Face-to-face (F2F) encounter

In rare positive news, CMS is also proposing to let any physician or non-physician practitioner, not just the certifying physician or non-physician practitioner, conduct the F2F encounter. This change could ease referral bottlenecks in rural areas where specialists often initiate home health orders, and VNAs of Vermont has previously advocated for this important flexibility alongside colleagues from other states and our national association.

What’s Next

With support from the Alliance for Care at Home, VNAs of Vermont plans to submit comments on the proposed rule, highlighting the rule’s impact on rural access. The Alliance for Care at Home is currently analyzing the proposed rule in further detail; VNAs of Vermont will share news and information with member agencies who may also wish to submit comments by August 29th.

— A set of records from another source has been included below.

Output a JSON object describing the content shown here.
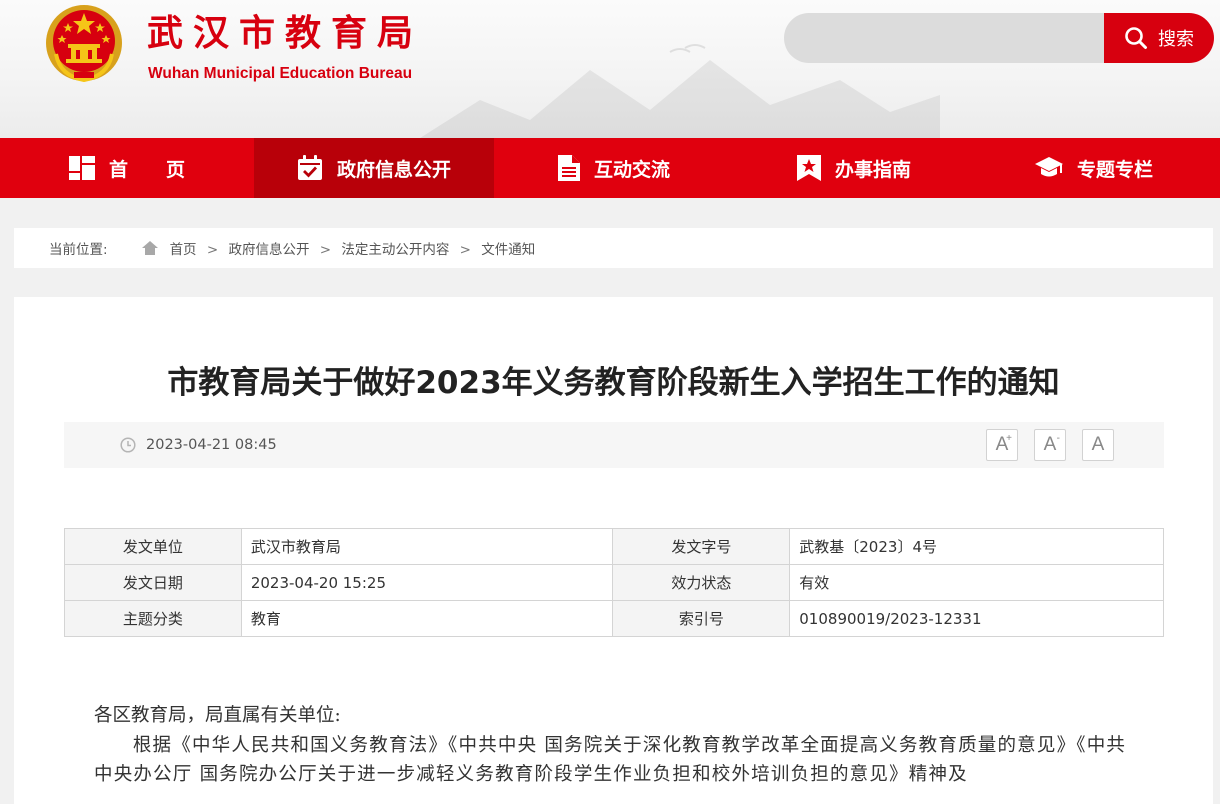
{
  "header": {
    "title_cn": "武汉市教育局",
    "title_en": "Wuhan Municipal Education Bureau",
    "search": {
      "placeholder": "",
      "button_label": "搜索"
    }
  },
  "nav": {
    "items": [
      {
        "label": "首页",
        "icon": "dashboard-icon",
        "active": false
      },
      {
        "label": "政府信息公开",
        "icon": "calendar-check-icon",
        "active": true
      },
      {
        "label": "互动交流",
        "icon": "document-icon",
        "active": false
      },
      {
        "label": "办事指南",
        "icon": "bookmark-star-icon",
        "active": false
      },
      {
        "label": "专题专栏",
        "icon": "graduation-cap-icon",
        "active": false
      }
    ]
  },
  "breadcrumb": {
    "label": "当前位置:",
    "items": [
      "首页",
      "政府信息公开",
      "法定主动公开内容",
      "文件通知"
    ],
    "separator": ">"
  },
  "article": {
    "title": "市教育局关于做好2023年义务教育阶段新生入学招生工作的通知",
    "date": "2023-04-21 08:45",
    "font_buttons": [
      "A+",
      "A-",
      "A"
    ],
    "info": {
      "issuer_label": "发文单位",
      "issuer": "武汉市教育局",
      "doc_no_label": "发文字号",
      "doc_no": "武教基〔2023〕4号",
      "issue_date_label": "发文日期",
      "issue_date": "2023-04-20 15:25",
      "status_label": "效力状态",
      "status": "有效",
      "category_label": "主题分类",
      "category": "教育",
      "index_label": "索引号",
      "index_no": "010890019/2023-12331"
    },
    "salutation": "各区教育局，局直属有关单位:",
    "paragraph_1": "根据《中华人民共和国义务教育法》《中共中央 国务院关于深化教育教学改革全面提高义务教育质量的意见》《中共中央办公厅 国务院办公厅关于进一步减轻义务教育阶段学生作业负担和校外培训负担的意见》精神及"
  },
  "colors": {
    "brand_red": "#d7000f",
    "nav_red": "#e0000e",
    "nav_active": "#b80009"
  }
}
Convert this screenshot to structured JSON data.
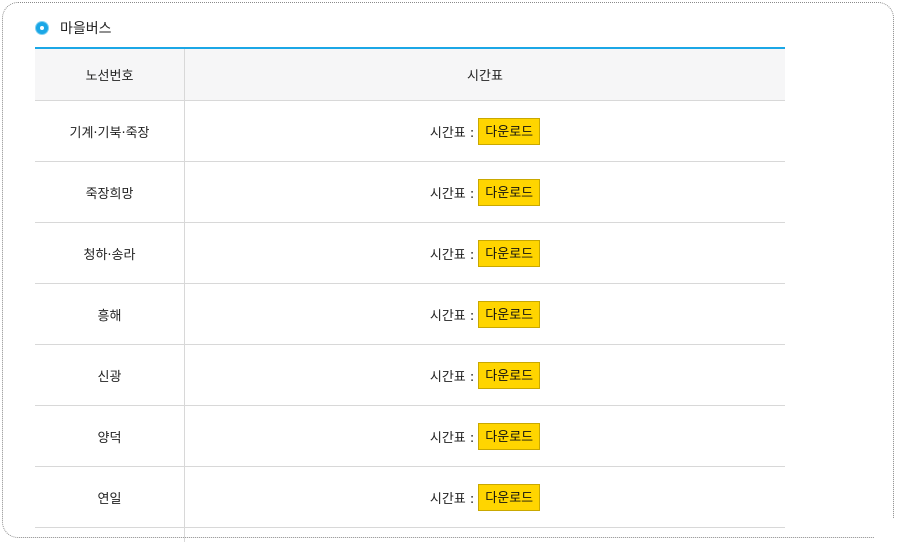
{
  "section": {
    "title": "마을버스",
    "icon": "bullet-circle-icon"
  },
  "table": {
    "headers": {
      "route": "노선번호",
      "schedule": "시간표"
    },
    "rows": [
      {
        "route": "기계·기북·죽장",
        "label": "시간표 :",
        "button": "다운로드"
      },
      {
        "route": "죽장희망",
        "label": "시간표 :",
        "button": "다운로드"
      },
      {
        "route": "청하·송라",
        "label": "시간표 :",
        "button": "다운로드"
      },
      {
        "route": "흥해",
        "label": "시간표 :",
        "button": "다운로드"
      },
      {
        "route": "신광",
        "label": "시간표 :",
        "button": "다운로드"
      },
      {
        "route": "양덕",
        "label": "시간표 :",
        "button": "다운로드"
      },
      {
        "route": "연일",
        "label": "시간표 :",
        "button": "다운로드"
      }
    ]
  },
  "colors": {
    "accent": "#1ba7e6",
    "button": "#ffd500",
    "header_bg": "#f6f6f7"
  }
}
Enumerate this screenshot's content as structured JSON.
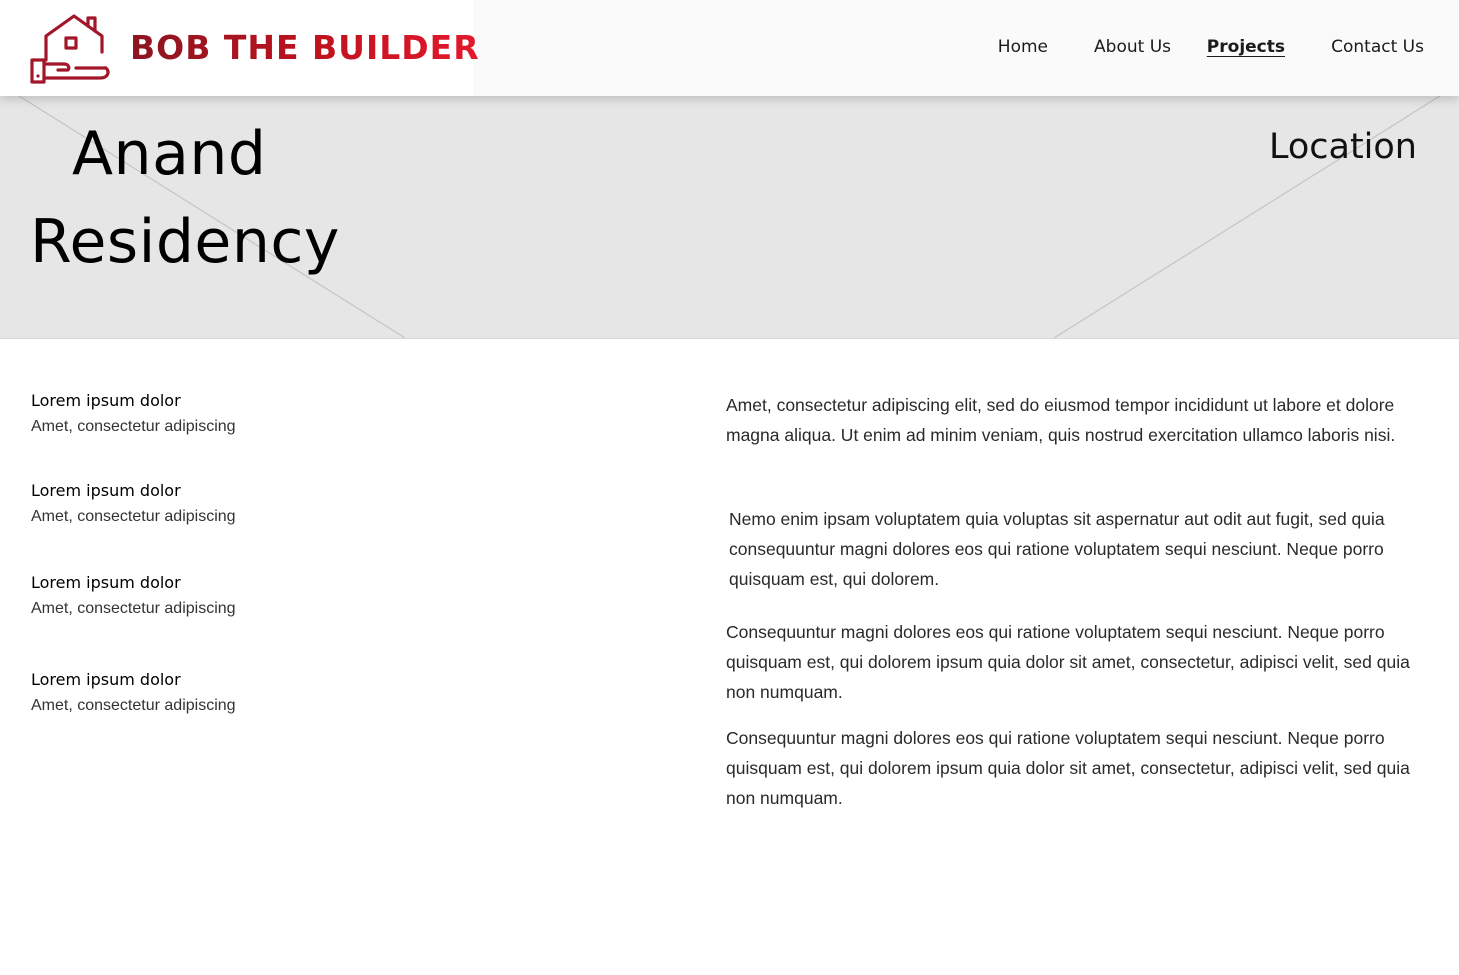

Maintaining high quality home health and hospice services in Vermont’s rural landscape requires payment rates that recognize the realities of distance, low patient volume and a constrained workforce. While the CY 2026 proposed rule contains some constructive updates, particularly on F2F flexibility, it also introduces sizeable reductions that threaten the very access Vermonters rely on. VNAs of Vermont will continue to advocate for a final rule that balances fiscal stewardship with our association’s commitment to homebased care.

Medicare Advantage and Hospice

Congressman Schweikert (R-AZ) has introduced a bill, H.R. 3467, that, if passed and enacted, would put Medicare Advantage insurers in charge of authorizing, paying for, and managing hospice services.

Simply put, this bill is bad for Vermonters with Medicare, bad for hospice providers caring for Vermonters and their families during one of life’s most vulnerable times, and bad for the Medicare benefit nationally.

Medicare Advantage Organizations do not have the experience or operational structure to responsibly administer the Medicare hospice benefit.

The legislation also fails to put any patient protection provisions in place to ensure that patients in their final days receive care that is timely, compassionate, and free from unnecessary administrative barriers.

Hospice care is different from other services delivered by Medicare. It is a holistic, interdisciplinary model that addresses the medical, psychological, emotional, and spiritual needs of patients and families.

VNAs of Vermont has notified members of Vermont’s Congressional delegation about H.R. 3467 and will work with the Alliance for Care at Home to advocate for hospice to remain a carved-out benefit under Traditional Fee-For-Service Medicare.

All Vermonters deserve access to quality, compassionate hospice care at the end of life, if that is their choice. Hospice patients, their loved ones, and their caregivers, do not need a middleperson inserted between their end of life wishes and the care to which they are entitled.

Medicaid Provisions in Reconciliation Bill Threaten Home and Community-Based Services

The President has signed the Reconciliation Bill passed by Congress, the “One Big Beautiful Bill Act,” which contains concerning Medicaid provisions that threaten access to home and community-based services like Choices for Care at home delivered by Vermont home health and hospice agencies.

New work requirements and mandatory cost-sharing will also create administrative burdens for both providers and people with Medicaid. This will likely result in coverage losses or gaps in coverage. New limits on home equity for long-term care recipients could force some older adults to sell their homes leading to unnecessary institutionalization.

Home-based long-term care services deliver care to Vermonters in the least expensive setting: their homes. This saves Medicaid dollars, and reduces demand for nursing home beds, supporting capacity for when individuals cannot be cared for at home and require a facility-level of care.

The Medicaid provisions of the Reconciliation Bill will broadly impact long-term care recipients and providers. VNAs of Vermont will be working with state regulations and coalition partners to advocate for the critical services Vermonters deserve and depend on, and to encourage state officials to implement these requirements in a manner least disruptive to the long-term system of care that supports our Vermont communities.